Marie Stopes’ goal, as stated in the stacks of brochures and framed pictures throughout the clinic, is “hijos para eleccion” – children by choice – something pregnant health promoter Maria Lopez Mendoza has fully embodied.
‘They do it to serve the people’
At 43, Lopez said this is her last chance to have a baby. With the father out of the picture, Lopez is prepared to raise the child on her own – single motherhood by choice.
Six months along, Lopez seemed as comfortable on the disheveled bed in Doña Mercedes’ dilapidated house as she was in the Marie Stopes Clinic in San Cristóbal. Despite the ease with which she straddled both worlds, she said she planned to deliver her baby girl in a hospital, where doctors can intervene quickly in case anything goes wrong.

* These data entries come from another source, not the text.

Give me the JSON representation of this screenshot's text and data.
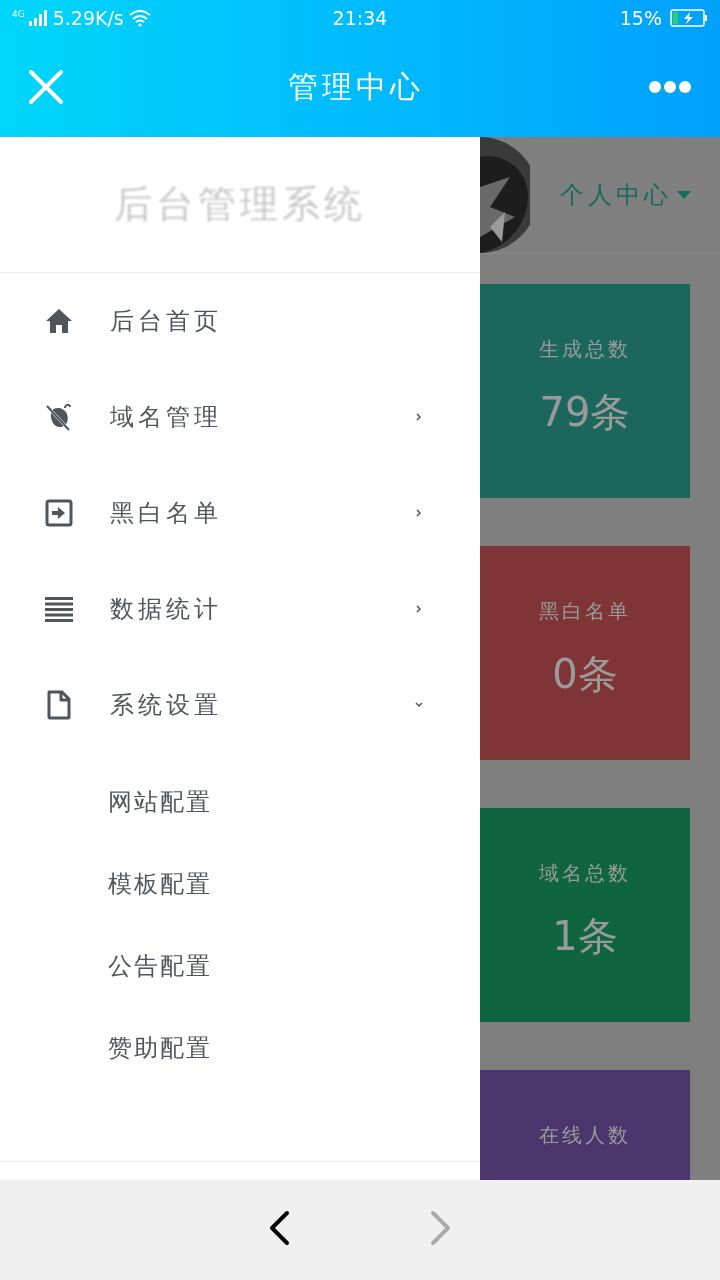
{
  "status_bar": {
    "network": "4G",
    "speed": "5.29K/s",
    "time": "21:34",
    "battery": "15%"
  },
  "header": {
    "title": "管理中心"
  },
  "drawer": {
    "title": "后台管理系统",
    "items": [
      {
        "label": "后台首页",
        "kind": "link"
      },
      {
        "label": "域名管理",
        "kind": "group",
        "expanded": false
      },
      {
        "label": "黑白名单",
        "kind": "group",
        "expanded": false
      },
      {
        "label": "数据统计",
        "kind": "group",
        "expanded": false
      },
      {
        "label": "系统设置",
        "kind": "group",
        "expanded": true,
        "children": [
          {
            "label": "网站配置"
          },
          {
            "label": "模板配置"
          },
          {
            "label": "公告配置"
          },
          {
            "label": "赞助配置"
          }
        ]
      }
    ]
  },
  "page": {
    "profile_menu": "个人中心",
    "cards": [
      {
        "label": "生成总数",
        "value": "79条",
        "color": "#1b675d"
      },
      {
        "label": "黑白名单",
        "value": "0条",
        "color": "#7f3535"
      },
      {
        "label": "域名总数",
        "value": "1条",
        "color": "#0e6540"
      },
      {
        "label": "在线人数",
        "color": "#4a356c"
      }
    ]
  },
  "bottom_nav": {
    "back": {
      "disabled": false
    },
    "forward": {
      "disabled": true
    }
  }
}
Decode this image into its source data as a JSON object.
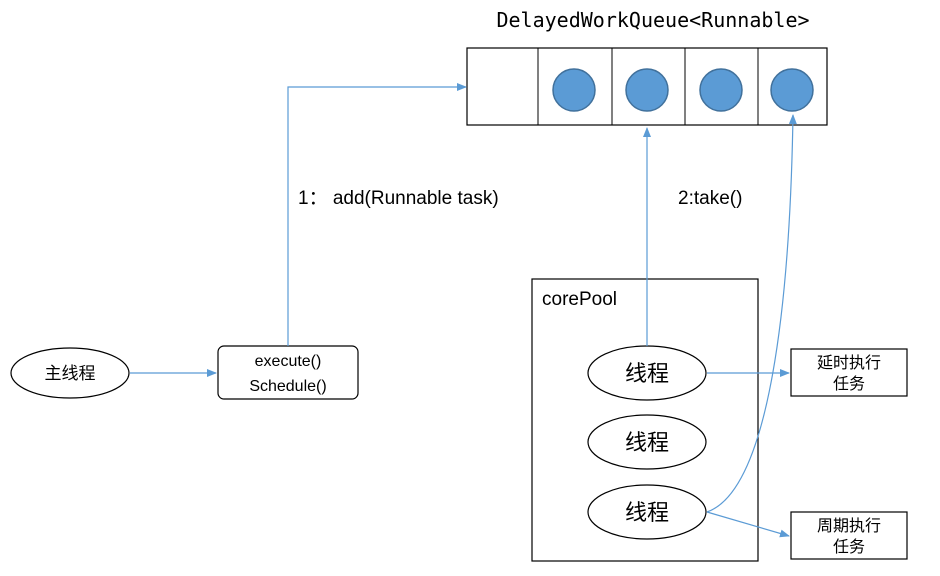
{
  "queue": {
    "title": "DelayedWorkQueue<Runnable>",
    "item_count": 4
  },
  "main_thread": {
    "label": "主线程"
  },
  "executor": {
    "line1": "execute()",
    "line2": "Schedule()"
  },
  "arrows": {
    "add_label": "1： add(Runnable task)",
    "take_label": "2:take()"
  },
  "core_pool": {
    "label": "corePool",
    "threads": [
      "线程",
      "线程",
      "线程"
    ]
  },
  "tasks": {
    "delayed": {
      "line1": "延时执行",
      "line2": "任务"
    },
    "periodic": {
      "line1": "周期执行",
      "line2": "任务"
    }
  },
  "colors": {
    "arrow": "#5b9bd5",
    "queue_item_fill": "#5b9bd5",
    "queue_item_stroke": "#41719c",
    "stroke": "#000000"
  }
}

She laughs and quickly dismisses praise that she is brave for going it alone, noting that many mothers in similar situations don’t have the luxuries of a paying job or cash for a taxi ride to faraway clinics. In these instances, they have no choice but to rely on a local partera like Doña Mercedes.
Prior to her check-up, Lopez and Doña Mercedes had some business to transact: Lopez made the two-hour trip from San Cristóbal to Bochil to deliver just three contraceptive kits the midwife had ordered for her patients.
Each kit cost 280 pesos, or about $20. Lopez explained that the midwife would mark up the kits by as little as 50 pesos so that her poorest patients could afford them, as opposed to similar kits sold at hospitals for as much as 2,000 pesos.
“That is the work of the partera. They earn almost nothing,” Lopez said. “They do it to support the people. That is the way it is.”